Easy steps on how to make healthy yam porridge/Asaro
1. Cut your yam into 4 rings and peel of the brown layers with a sharp knife.
2. Look for any dead spot and remove, drop the cubed yam in a bowl of water to avoid discoloration.
3. Let the yams sit in cold water until they are needed to avoid discoloration. Combine tomatoes, garlic and peppers, add a little water and blend into smooth puree.
4. Drop the yam into a pot and add 1 cup of water and1 cup of fish broth to it and place on heat.
5. Add dried fish, crayfish, onions, seasoning cubes, thyme curry, ginger and salt and leave to simmer on a medium heat.
6. You can choose to boil the tomato and pepper mix for the liquid to dry before adding it to the yam porridge or take enough time to fry it until the water evaporates, but never add it to the yam porridge with the water in it.
7. While the yam is simmering, place a dry pan on heat, add about 1- 2 cooking spoons of palm oil to the pan and heat it up for 20 seconds. Add the tomato and pepper mix to fry for 10 minutes or until the sour taste is gone. Season with salt and 1 seasoning cube to taste.

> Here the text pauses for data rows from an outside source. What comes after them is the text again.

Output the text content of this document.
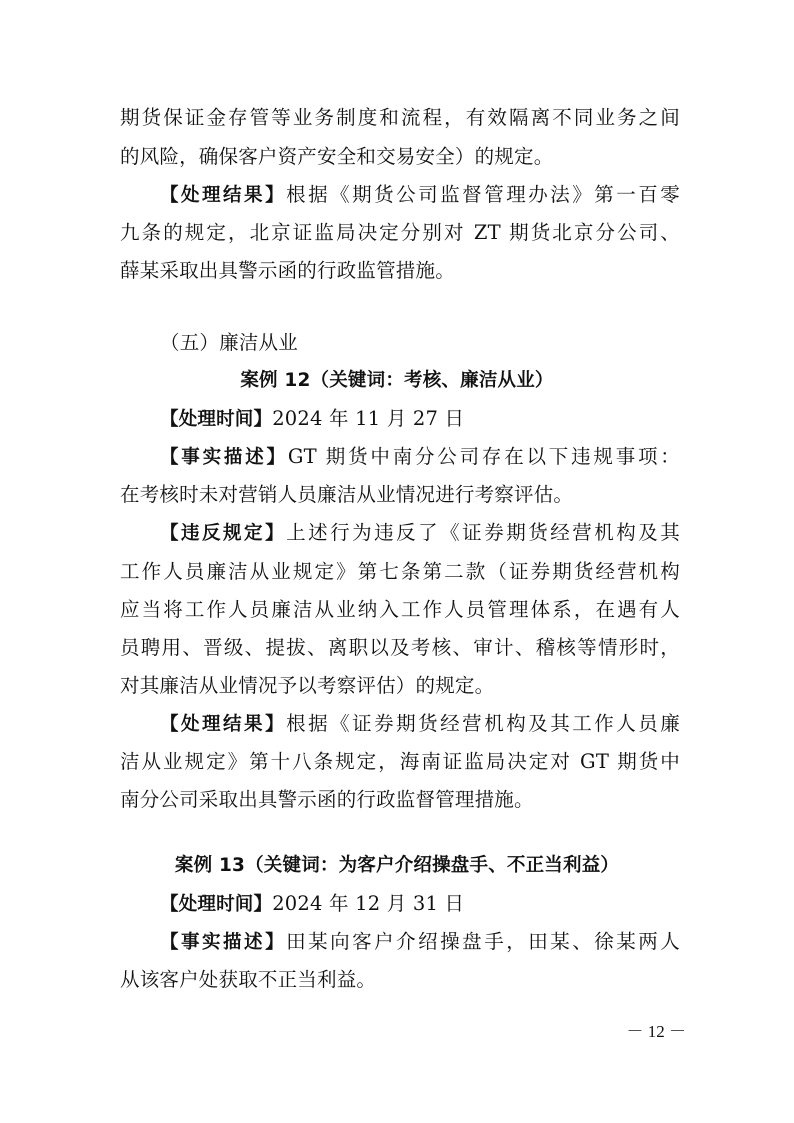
期货保证金存管等业务制度和流程，有效隔离不同业务之间
的风险，确保客户资产安全和交易安全）的规定。
【处理结果】根据《期货公司监督管理办法》第一百零
九条的规定，北京证监局决定分别对 ZT 期货北京分公司、
薛某采取出具警示函的行政监管措施。
（五）廉洁从业
案例 12（关键词：考核、廉洁从业）
【处理时间】2024 年 11 月 27 日
【事实描述】GT 期货中南分公司存在以下违规事项：
在考核时未对营销人员廉洁从业情况进行考察评估。
【违反规定】上述行为违反了《证券期货经营机构及其
工作人员廉洁从业规定》第七条第二款（证券期货经营机构
应当将工作人员廉洁从业纳入工作人员管理体系，在遇有人
员聘用、晋级、提拔、离职以及考核、审计、稽核等情形时，
对其廉洁从业情况予以考察评估）的规定。
【处理结果】根据《证券期货经营机构及其工作人员廉
洁从业规定》第十八条规定，海南证监局决定对 GT 期货中
南分公司采取出具警示函的行政监督管理措施。
案例 13（关键词：为客户介绍操盘手、不正当利益）
【处理时间】2024 年 12 月 31 日
【事实描述】田某向客户介绍操盘手，田某、徐某两人
从该客户处获取不正当利益。
－ 12 －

8. Return the fried tomato and pepper to the yam porridge and stir to incorporate, leave the yam porridge to cook for 5 minutes to absorb the tomato sauceproperly.
9. Add your leafy vegetables and stir very well. Note: I used spring onions, green beans and green peppers to make my yam porridge/asaro; you can always switch to your preferred leafy greens.